Recent Jewish Federation missions to France gave participants a peak into the life of European Jewry.
“Liberty, equality, fraternity” — the centuries-old motto of France — is being severely tested these days amid rampant anti-Semitism and anti-Israel sentiment that are alive and well in the European nation.
How pervasive is it? Just ask members of the French Jewish community — as well as some of the local Jews who got a chance to ask them directly as participants in recent missions that were sponsored by the Jewish Federations of North America and the Jewish Agency for Israel.
Carole Landis, a local philanthropist, psychotherapist and life coach, has visited Paris five times, always before charmed by the “city of lights.”
This time, however, as the lone representative of the Jewish Federation of Greater Philadelphia on the national JFNA mission in February, she embarked on this trip sensing the city’s gloom, its vast darkness.
“It felt like I was going to a funeral,” she said of how she perceived the city, which has seen an increase of Muslim-fueled anti-Jewish and anti-Israel feelings.
Landis, who is a member of Federation’s Board of Trustees, said she has been incensed at events the past few years targeting Jews and anyone daring to criticize extremist Muslims in Paris.
She cited the popularity of comedian Dieudonné and his anti-Semitic diatribes; and the deadly attacks on the offices of the satirical publication, Charlie Hebdo, as well as on the Hyper Cacher market in January.
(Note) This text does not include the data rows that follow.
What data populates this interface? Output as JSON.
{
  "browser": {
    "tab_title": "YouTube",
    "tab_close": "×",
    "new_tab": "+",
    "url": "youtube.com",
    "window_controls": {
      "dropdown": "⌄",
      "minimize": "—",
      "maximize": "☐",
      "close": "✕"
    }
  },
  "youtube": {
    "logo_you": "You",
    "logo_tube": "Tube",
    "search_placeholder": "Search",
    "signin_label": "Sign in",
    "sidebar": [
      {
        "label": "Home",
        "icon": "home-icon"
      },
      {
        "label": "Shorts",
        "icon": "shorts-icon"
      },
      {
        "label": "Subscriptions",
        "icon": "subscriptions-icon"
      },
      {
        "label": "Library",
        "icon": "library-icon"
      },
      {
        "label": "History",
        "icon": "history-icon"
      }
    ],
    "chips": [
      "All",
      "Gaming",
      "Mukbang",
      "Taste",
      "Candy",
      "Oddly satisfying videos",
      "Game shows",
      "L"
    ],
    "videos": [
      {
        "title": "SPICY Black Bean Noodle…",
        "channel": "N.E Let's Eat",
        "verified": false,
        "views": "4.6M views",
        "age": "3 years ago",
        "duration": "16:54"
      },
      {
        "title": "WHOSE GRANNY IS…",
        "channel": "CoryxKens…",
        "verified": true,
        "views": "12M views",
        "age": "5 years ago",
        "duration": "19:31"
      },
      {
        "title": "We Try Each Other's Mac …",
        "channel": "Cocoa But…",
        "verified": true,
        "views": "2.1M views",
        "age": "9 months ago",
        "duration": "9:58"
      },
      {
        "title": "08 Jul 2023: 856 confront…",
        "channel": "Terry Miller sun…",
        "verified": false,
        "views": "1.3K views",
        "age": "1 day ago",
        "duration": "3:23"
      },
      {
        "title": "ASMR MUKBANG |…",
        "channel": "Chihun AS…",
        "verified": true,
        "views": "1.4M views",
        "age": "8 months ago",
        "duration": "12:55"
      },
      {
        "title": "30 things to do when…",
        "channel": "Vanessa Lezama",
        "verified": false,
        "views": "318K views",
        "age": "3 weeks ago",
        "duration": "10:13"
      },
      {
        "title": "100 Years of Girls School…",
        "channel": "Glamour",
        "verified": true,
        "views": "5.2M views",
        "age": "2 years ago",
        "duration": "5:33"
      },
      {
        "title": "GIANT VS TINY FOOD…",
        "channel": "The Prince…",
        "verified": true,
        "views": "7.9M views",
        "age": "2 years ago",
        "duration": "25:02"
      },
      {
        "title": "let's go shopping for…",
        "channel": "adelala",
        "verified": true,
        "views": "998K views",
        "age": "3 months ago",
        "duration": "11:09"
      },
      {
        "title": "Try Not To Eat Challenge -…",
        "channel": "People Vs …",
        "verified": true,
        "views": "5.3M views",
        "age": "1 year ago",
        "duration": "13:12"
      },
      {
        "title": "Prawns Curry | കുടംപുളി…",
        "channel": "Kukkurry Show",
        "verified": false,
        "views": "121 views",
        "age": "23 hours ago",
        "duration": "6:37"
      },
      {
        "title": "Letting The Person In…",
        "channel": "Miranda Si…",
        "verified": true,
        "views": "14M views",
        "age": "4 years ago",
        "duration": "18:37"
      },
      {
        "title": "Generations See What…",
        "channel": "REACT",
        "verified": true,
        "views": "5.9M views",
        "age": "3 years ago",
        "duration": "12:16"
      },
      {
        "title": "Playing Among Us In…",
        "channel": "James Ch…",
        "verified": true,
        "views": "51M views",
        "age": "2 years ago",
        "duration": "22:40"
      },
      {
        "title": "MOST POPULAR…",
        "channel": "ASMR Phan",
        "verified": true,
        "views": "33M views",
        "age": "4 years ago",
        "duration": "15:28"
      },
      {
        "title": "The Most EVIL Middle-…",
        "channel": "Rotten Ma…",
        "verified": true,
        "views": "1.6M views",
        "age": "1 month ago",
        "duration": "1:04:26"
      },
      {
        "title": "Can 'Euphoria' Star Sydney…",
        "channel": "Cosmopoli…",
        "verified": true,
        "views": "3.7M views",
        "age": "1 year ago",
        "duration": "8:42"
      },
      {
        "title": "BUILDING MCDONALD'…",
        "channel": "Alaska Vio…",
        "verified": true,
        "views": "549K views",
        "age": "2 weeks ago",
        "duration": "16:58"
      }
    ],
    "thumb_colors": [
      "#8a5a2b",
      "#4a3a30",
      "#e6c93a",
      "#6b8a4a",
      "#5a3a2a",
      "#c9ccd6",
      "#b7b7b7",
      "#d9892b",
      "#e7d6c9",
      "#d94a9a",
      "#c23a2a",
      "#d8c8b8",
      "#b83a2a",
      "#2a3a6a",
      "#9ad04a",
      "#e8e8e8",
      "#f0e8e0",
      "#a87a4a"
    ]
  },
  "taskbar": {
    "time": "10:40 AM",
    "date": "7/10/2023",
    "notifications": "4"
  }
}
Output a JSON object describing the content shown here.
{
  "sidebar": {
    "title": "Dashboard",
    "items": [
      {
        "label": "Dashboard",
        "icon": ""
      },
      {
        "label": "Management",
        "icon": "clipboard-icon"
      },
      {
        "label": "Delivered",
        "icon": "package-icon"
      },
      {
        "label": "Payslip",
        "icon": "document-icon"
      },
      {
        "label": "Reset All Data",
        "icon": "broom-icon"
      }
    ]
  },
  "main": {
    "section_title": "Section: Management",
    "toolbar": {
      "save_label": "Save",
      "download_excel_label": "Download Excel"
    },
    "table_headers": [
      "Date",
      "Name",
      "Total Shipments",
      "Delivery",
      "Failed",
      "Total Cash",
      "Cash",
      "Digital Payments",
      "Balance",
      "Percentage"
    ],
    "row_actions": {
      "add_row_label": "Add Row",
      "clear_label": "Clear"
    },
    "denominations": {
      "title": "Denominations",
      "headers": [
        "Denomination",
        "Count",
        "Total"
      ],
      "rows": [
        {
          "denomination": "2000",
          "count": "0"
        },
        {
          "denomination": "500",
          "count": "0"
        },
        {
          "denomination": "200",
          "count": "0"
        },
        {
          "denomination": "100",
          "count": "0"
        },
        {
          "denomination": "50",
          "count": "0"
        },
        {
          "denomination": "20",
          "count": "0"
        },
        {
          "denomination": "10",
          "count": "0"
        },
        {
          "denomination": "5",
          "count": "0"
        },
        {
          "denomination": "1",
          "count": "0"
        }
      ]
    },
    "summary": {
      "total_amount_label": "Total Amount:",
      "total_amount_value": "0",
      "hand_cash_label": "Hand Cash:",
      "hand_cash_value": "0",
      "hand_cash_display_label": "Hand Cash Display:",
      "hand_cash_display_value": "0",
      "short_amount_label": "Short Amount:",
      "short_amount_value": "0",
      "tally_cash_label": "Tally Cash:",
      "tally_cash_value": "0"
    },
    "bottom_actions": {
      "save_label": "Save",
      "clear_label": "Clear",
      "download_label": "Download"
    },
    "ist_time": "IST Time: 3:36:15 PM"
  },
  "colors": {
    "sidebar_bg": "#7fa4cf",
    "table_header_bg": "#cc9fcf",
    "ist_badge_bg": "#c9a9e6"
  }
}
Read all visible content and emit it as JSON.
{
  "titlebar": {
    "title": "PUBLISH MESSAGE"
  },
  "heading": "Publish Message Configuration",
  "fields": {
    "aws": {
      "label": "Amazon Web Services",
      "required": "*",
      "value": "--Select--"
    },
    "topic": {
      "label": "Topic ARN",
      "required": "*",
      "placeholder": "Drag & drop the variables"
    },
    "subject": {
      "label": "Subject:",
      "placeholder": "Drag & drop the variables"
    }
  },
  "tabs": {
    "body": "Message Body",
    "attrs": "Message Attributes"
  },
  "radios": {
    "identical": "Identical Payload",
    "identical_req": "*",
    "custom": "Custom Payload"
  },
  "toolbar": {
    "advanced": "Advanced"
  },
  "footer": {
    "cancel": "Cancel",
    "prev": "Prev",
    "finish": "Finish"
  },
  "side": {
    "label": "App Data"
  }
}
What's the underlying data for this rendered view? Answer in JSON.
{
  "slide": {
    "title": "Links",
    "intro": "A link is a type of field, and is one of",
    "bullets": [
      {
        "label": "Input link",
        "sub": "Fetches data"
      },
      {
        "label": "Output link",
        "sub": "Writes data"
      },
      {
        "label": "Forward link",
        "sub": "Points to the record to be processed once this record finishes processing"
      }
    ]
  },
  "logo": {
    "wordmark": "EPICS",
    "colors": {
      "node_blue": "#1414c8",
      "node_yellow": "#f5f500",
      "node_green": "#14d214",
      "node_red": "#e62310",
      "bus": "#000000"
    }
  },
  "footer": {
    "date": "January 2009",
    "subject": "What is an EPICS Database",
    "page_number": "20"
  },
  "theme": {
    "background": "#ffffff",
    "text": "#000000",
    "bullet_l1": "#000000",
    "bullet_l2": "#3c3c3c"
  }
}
The attack on the magazine, especially, she said, was shocking and “left me rocked to my foundation.”
In her talks with French Jewish officials during the three-day mission, she heard reports of threats which she says never made the news, including a march by Muslims who reportedly approached a synagogue in the Parisian suburbs intent on damage.
Alerted, the synagogue officials “formed a human chain around the synagogue,” making sure children were secure inside, deterring the would-be rioters, who, thwarted, then disbanded.
Then there was the visit to Hyper Cacher, where four men were killed and others were taken hostage soon after the attack on the Paris magazine.
“It was shuttered like a mausoleum,” said Landis, who joined the group in saying the Mourner’s Kaddish at the site. The mission was addressed by Sandy Charabi, one of those held hostage, who recalled her ordeal “hiding in the toilet during the attack.” (The market reopened on March 15.)
Meanwhile, Jeffrey and Michelle Barrack, also both active in Jewish communal life and the Philadelphia Federation, participated in a Jewish Agency for Israel mission to France soon after the January attacks.
The visit included meeting with 12th-grade students at Tora Emet Girls Jewish Day School in Sarcelles, part of France’s Orthodox Ozar Hatora network. Discussions with the girls “left the indelible impression” that they were enduring an oppressive situation “not unlike Jews in the former Soviet Union,” said Jeffrey Barrack, a local attorney who serves as chairman of Hillel of Greater Philadelphia’s Center for Israel on Campus.
Michelle Barrack, who had gone on the 2013 JFNA mission to Ethiopia that witnessed the final aliyah of that nation’s Jews, spoke of the fear those Sarcelles students expressed and their desire for a safer haven.
The despair reached such a level that “even the principal said his bags are packed,” said Barrack, a member of Federation’s Board of Trustees.
The Parisian suburbs differed greatly from the central part of the big city, she said.
“It was surprising how, arriving in Paris, it felt like any other city.”
Parisian Jews feel less compelled to make aliyah and leave their businesses behind, while in Sarcelles, where Muslims and Jews live side by side, not necessarily in peace and harmony, the matter was quite different.
Yet, there wasn’t the life-or- death sense of urgency that plagued the Ethiopian Jews she encountered in the 2013 mission, she said.